Ingredients

From Struggle, Even Stronger Faith

What a week, right? COVID-19 dominates the news and our lives in ways few of us could have imagined, and weeks have passed since the pandemic took hold with months to come. Yet this week stands out from the rest. It’s Holy Week, with both Passover and Easter falling on the calendar in close proximity. During this time of reflection, I’m seeing something extraordinary. It’s the extraordinary in the ordinary. And with this recognition, I also see an opportunity to emerge from this struggle with renewed faith and conviction.

In Texas where I live, as in many states, Passover and Easter are taking place under a stay-at-home mandate, which is far from ordinary since this is a time when families and religious communities typically gather in significant numbers. The extraordinary things, though, are the ordinary things I’m doing. I’m walking with my wife in the mornings and spending more time helping kids with homework in the evenings, which I haven’t done with this consistency in years. We’re eating dinners together—at home, instead of going out. We planned to bake bread over Easter weekend.  As a curiously extraordinary event, there was not a store within miles that had yeast. One of my daughters called around until she found a store restocking overnight, went there the next morning at 7:00 a.m. and returned with a single jar of ordinary Fleischmann yeast. This year, we will celebrate Easter and continue our family traditions, just in new ways.

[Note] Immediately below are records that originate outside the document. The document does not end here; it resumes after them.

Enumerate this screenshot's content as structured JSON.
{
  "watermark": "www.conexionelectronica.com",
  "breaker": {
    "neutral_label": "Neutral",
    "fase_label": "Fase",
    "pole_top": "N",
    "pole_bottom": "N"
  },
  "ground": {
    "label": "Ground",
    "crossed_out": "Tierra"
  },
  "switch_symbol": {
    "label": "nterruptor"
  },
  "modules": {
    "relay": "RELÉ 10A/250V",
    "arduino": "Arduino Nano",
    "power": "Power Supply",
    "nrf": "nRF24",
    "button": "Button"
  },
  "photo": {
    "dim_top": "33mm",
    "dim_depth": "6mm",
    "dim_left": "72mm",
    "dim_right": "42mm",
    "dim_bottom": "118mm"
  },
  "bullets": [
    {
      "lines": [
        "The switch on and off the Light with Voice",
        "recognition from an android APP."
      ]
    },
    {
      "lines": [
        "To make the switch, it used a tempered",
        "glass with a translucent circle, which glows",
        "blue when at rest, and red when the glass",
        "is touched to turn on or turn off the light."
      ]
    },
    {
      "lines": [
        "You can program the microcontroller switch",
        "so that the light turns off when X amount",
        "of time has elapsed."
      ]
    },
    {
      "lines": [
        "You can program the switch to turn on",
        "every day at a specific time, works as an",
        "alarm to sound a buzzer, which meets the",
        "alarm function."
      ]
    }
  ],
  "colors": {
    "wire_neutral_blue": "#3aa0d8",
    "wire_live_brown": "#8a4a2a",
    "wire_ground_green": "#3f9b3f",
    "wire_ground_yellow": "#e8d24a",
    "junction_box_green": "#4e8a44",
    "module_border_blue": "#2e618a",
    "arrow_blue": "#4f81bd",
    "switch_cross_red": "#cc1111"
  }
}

Even in the Gospel accounts of the Last Supper—knowing they were in imminent danger—Jesus and the Disciples upheld ordinary, time-honored Passover traditions. They gathered and broke bread together. Then as the evening continued, Jesus revealed not just that one of them would betray him but also who it would be. And then what did they do? They sang. Because they were celebrating Passover—and that is the ordinary thing to do, even on an extraordinary Passover.

The story of deliverance is the story of humankind. Our greatest stories emerge from the struggles we endure, whether it’s the Exodus from Egypt in the Jewish faith or deliverance from sin in Christian traditions.

The 19th century Jewish sage Rabbi Nachman of Bratslav said, “The Exodus from Egypt occurs in every human being, in every era, in every year, and even in every day.”

My hope for Holy Week in this time of pandemic is we recognize the extraordinary in the ordinary, that we realize evening walks and bread baking are not just the stories we’ll remember and tell our kids and grandkids. More significantly, these ordinary acts represent hope and resilience during COVID-19, milestones on a journey of deliverance that will test our faith and ultimately make it stronger.